CSC 591/791 - 022 Program Repair - Dr. Stolee
Prerequisites: CSC 510 (Software Engineering) preferred; graduate or senior standing with at least 3.0 GPA required, good knowledge of at least one high level programming language required.
Description: All software has bugs. In this special topics course, you will learn about modern techniques in automated fault repair, that is, techniques that locate and patch software faults. We will cover recent research that walks the algorithm of automated program repair: fault identification, fault localization, fix localization, and evaluating the fix. We will also explore topics that pertain to the softer side of repair, such as what is a bug, what makes a good patch, and how to evaluate patch quality. You will also have the opportunity to build and evaluate a simple automated program repair engine. This course is primarily a seminar-based course involving lots of discussion, lectures, small group activities, tool demonstrations, and final project presentations.
For more details, visit: http://go.ncsu.edu/programrepairfall2017
CSC 591/791 - 023 Foundation of Software Science - Dr. Menzies
Prerequisites: CSC 226 and CSC 316, or similar, graduate or senior standing with at least 3.0 GPA, good knowledge of at least one high level programming language.
Description: Most software companies now learn their policies via data-driven methods. Modern practitioners treat every planned feature as an experiment, of which only a few are expected to survive. Key performance metrics are carefully monitored and analyzed to judge the progress of a feature. Even simple design decisions such as the color of a link are chosen by the outcome of software experiments.

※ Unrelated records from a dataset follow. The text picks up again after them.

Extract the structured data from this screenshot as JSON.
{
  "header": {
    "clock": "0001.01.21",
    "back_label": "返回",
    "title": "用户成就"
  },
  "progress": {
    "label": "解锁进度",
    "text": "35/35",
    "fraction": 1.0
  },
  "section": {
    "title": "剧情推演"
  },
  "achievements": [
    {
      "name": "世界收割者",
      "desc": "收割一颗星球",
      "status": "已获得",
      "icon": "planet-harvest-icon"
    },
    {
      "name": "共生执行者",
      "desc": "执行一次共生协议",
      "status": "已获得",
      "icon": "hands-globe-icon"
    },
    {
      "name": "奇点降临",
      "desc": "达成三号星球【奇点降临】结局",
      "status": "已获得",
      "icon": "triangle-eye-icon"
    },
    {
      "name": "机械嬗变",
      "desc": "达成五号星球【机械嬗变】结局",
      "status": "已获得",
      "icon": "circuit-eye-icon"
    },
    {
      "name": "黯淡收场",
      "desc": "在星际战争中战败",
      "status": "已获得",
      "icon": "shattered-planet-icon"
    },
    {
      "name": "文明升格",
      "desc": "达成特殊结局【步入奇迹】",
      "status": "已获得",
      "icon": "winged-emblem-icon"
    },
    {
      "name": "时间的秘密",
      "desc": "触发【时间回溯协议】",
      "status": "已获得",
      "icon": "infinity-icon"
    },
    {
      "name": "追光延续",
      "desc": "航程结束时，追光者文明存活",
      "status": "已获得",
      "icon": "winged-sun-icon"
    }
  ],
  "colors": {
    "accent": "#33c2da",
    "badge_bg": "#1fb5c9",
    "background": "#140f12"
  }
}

This subject will explore methods for designing data collection experiments; collecting that data; exploring that data; then presenting that data in such a way to support business-level decision making for software projects.
For more information, see http://fss16.unbox.org
CSC 801 - 001 CS Seminar - Dr. Mueller
Description: This seminar discusses systems research and is designed for PhDs advised by systems faculty in Computer Science.
CSC 801 - 002 CS Seminar - Dr. Dutta
Prerequisites: To register and get credits, first-year PhD standing in Computer Science. Other CSC PhD students may attend if there is room, but cannot receive credit.
Description: How do you start on the process of PhD research, if you have never done research before? What are the processes you will be expected to follow, and tasks you will be expected to perform, without necessarily being told how to? How do you know when you have become ready to "do research"?? Is P=NP?!
We can't tell you that last one, but we hope to help you with the others! We will go over the life cycle of research projects, the anatomy of research papers, how to read and write reviews, how to develop research ideas, and how to present and communicate research. Descriptive material will be presented by individual instructors and panels, and students will also undertake assignments in small-scale research projects that allow them to follow processes building up standard research skills.